The Inception Effect: New X-Men Film Sheds 'Physics-Bending' Fight Scenes
This was probably bound to happen: in the wake of the release of Inception, we now know of the first film to cut out dreamlike sequences that feel too much like scenes in Christopher Nolan's film. Matthew Vaughn and Jane Goldman have been hard at work rewriting X-Men: First Class so that the film can go into production. But after seeing Nolan's film, Vaughn had the sinking feeling that some of their ideas for First Class would be taken to be too much like Inception. So he dumped them.
Vaughn describes the effect Inception had on First Class to the LA Times:
I saw 'Inception,' which I loved...But my heart sank when I saw that a few of the ideas we had were up [on the screen]. So it's either leave it in and look as if you're copying or change things. We completely ripped out about 12 pages of the script and the storyboards.

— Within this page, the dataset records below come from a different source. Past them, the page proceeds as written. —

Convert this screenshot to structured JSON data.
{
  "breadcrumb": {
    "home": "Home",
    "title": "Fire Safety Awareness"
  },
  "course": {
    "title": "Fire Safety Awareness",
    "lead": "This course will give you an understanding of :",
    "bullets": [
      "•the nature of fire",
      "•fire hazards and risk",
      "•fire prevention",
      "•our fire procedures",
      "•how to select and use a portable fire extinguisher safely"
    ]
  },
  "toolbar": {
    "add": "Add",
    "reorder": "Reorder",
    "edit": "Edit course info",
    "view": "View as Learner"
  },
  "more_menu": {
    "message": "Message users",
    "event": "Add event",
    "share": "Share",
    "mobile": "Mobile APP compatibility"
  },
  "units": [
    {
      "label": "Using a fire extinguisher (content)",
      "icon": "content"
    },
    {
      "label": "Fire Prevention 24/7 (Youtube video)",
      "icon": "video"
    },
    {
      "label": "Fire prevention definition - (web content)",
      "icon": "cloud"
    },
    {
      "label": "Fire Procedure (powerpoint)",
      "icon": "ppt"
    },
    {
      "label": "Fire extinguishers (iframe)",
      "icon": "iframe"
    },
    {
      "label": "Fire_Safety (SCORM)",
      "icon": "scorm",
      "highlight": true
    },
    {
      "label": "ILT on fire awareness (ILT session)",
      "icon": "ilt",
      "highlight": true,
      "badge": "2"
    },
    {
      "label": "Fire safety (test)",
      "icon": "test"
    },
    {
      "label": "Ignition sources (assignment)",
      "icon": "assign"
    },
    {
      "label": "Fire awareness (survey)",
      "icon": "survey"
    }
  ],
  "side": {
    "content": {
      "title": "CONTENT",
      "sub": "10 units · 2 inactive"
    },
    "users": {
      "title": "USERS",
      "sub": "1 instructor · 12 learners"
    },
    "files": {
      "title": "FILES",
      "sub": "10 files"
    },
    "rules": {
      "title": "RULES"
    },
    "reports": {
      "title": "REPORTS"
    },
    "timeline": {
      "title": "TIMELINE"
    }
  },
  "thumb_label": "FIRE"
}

Twelve pages could be big, or it could be a relatively workable setback, if Vaughn and Goldman can quickly come up with new sequences that can deliver the same story and character beats.

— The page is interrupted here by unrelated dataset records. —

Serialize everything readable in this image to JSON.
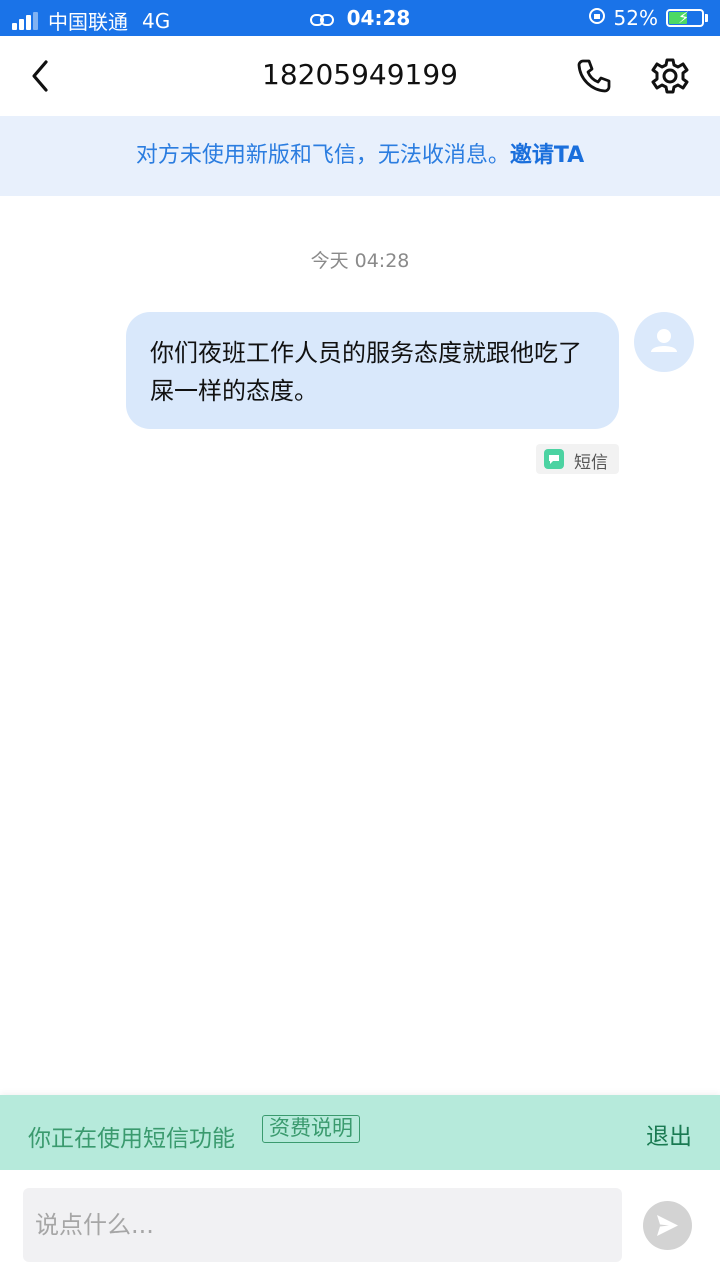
{
  "status_bar": {
    "carrier": "中国联通",
    "network": "4G",
    "time": "04:28",
    "battery": "52%",
    "battery_level": 0.52,
    "signal_bars": 3
  },
  "nav": {
    "title": "18205949199",
    "back_icon": "chevron-left-icon",
    "call_icon": "phone-icon",
    "settings_icon": "gear-icon"
  },
  "invite_banner": {
    "message": "对方未使用新版和飞信，无法收消息。",
    "link": "邀请TA"
  },
  "chat": {
    "timestamp": "今天 04:28",
    "messages": [
      {
        "direction": "outgoing",
        "text": "你们夜班工作人员的服务态度就跟他吃了屎一样的态度。",
        "channel_tag": "短信"
      }
    ]
  },
  "sms_mode": {
    "text": "你正在使用短信功能",
    "tariff_link": "资费说明",
    "exit": "退出"
  },
  "composer": {
    "placeholder": "说点什么..."
  },
  "colors": {
    "status_bar": "#1a73e8",
    "banner_bg": "#e8f0fc",
    "banner_text": "#2b7de0",
    "bubble_bg": "#d9e8fb",
    "sms_bar_bg": "#b6eadb",
    "sms_bar_text": "#3a9a6e"
  }
}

So what was the material that had to go? The LAT says,
...the jettisoned sequence was a sort of dream-space combat...the filmmaker said for the film the fight involving Professor X (James McAvoy) and some other mutants was to going to be presented with spinning rooms and other physics-bending imagery — visions that he felt drifted too close to signature moments in Inception.

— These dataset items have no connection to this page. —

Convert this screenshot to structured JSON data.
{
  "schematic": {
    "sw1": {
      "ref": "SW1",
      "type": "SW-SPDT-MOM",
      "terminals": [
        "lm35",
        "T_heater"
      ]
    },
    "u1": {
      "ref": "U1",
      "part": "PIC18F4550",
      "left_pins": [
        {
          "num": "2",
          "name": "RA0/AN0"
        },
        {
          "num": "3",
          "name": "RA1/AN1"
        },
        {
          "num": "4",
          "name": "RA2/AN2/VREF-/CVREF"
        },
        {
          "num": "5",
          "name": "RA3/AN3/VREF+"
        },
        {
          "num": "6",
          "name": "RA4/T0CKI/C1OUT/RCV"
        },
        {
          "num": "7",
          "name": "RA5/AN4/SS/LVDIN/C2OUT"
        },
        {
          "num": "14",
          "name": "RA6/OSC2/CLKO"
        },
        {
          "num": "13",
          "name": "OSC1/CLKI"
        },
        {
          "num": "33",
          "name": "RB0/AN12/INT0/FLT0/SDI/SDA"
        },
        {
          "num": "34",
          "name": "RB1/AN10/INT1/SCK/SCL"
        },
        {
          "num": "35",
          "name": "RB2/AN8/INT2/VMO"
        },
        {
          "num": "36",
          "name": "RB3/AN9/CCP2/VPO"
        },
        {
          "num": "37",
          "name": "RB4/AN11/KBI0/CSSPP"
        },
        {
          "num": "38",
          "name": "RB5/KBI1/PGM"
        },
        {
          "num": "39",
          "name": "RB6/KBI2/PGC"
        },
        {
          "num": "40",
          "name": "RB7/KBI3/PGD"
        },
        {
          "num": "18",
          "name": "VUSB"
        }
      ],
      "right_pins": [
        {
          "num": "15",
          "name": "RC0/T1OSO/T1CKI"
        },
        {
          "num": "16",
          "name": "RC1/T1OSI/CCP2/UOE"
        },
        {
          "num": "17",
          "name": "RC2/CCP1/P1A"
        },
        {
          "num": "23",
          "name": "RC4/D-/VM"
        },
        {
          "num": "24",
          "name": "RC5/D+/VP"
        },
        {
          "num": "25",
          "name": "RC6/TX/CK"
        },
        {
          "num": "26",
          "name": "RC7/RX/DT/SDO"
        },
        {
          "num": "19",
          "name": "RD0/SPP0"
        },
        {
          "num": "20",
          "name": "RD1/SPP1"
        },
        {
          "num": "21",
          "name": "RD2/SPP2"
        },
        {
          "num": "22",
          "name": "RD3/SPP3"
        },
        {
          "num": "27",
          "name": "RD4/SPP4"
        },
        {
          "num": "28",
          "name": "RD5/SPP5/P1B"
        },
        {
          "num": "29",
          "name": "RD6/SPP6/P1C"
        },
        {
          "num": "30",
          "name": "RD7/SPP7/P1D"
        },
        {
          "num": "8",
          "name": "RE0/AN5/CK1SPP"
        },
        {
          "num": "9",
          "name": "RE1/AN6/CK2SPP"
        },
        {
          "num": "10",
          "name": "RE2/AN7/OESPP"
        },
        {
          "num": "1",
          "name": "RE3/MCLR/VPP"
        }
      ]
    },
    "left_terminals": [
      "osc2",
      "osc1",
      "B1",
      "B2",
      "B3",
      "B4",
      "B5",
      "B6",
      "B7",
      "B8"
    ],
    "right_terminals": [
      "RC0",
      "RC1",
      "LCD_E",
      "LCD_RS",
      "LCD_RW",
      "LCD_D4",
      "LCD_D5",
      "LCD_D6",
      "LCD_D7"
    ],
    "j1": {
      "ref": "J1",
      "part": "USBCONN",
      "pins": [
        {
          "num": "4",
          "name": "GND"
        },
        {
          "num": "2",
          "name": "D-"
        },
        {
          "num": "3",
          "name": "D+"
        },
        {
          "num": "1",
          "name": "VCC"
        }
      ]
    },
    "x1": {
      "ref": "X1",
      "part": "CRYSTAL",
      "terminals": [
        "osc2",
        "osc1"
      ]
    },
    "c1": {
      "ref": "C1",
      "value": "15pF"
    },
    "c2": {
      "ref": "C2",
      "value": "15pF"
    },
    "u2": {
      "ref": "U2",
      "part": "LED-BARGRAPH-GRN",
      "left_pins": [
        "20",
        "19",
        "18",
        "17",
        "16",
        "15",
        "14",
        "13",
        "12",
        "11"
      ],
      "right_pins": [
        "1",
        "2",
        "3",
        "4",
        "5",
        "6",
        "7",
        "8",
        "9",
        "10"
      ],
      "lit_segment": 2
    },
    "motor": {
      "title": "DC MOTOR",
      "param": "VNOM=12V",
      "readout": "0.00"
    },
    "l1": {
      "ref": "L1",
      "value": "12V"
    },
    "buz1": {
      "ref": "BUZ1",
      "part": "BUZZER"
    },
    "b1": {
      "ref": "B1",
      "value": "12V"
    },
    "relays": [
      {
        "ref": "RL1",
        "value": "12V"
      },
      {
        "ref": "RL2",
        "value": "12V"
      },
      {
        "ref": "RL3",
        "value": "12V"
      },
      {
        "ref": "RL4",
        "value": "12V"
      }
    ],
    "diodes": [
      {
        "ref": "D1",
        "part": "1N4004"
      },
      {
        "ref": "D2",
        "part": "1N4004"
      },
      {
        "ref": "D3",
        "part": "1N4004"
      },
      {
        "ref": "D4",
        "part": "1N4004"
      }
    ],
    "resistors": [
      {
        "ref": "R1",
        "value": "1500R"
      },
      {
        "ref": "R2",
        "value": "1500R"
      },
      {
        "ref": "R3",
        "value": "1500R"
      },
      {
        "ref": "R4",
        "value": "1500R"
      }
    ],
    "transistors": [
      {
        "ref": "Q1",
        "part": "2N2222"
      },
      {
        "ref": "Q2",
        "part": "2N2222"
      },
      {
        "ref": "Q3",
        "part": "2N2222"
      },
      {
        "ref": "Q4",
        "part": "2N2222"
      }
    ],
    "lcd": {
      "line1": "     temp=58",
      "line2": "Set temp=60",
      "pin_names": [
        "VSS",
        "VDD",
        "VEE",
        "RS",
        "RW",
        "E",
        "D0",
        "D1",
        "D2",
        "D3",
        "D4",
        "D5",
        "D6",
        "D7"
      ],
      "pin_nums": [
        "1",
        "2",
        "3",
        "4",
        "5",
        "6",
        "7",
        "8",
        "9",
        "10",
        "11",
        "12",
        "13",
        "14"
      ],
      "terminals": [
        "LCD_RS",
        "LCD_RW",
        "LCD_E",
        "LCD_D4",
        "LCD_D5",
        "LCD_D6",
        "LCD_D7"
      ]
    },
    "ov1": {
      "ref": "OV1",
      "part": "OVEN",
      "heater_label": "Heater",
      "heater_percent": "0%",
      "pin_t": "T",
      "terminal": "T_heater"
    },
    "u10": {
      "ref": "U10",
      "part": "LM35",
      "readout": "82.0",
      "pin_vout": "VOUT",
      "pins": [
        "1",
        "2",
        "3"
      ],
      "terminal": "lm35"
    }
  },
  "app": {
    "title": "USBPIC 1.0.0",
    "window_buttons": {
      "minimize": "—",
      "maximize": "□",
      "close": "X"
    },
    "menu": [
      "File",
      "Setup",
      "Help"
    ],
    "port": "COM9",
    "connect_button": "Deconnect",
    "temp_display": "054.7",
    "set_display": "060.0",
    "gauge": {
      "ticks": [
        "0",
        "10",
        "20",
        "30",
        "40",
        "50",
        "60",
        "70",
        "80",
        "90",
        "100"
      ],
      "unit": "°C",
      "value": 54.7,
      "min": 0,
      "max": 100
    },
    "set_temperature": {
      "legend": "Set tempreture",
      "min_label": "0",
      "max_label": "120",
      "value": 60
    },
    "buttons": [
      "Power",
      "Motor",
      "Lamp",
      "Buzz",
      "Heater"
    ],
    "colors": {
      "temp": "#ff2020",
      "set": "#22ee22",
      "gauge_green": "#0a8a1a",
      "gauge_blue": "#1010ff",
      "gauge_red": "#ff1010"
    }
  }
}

OK, easy to see then why Vaughn thought a change would be in order. The first thought is that this is a drag, because I can picture the sequence and effects being just as appropriate to psi-interaction and combat in the X-Men storyline as it was to Inception. But hopefully this will be a chance for them to come up with something even better for the film. Perhaps those twelve pages and storyboards can be presented on the eventual DVD, so we can see what might have been.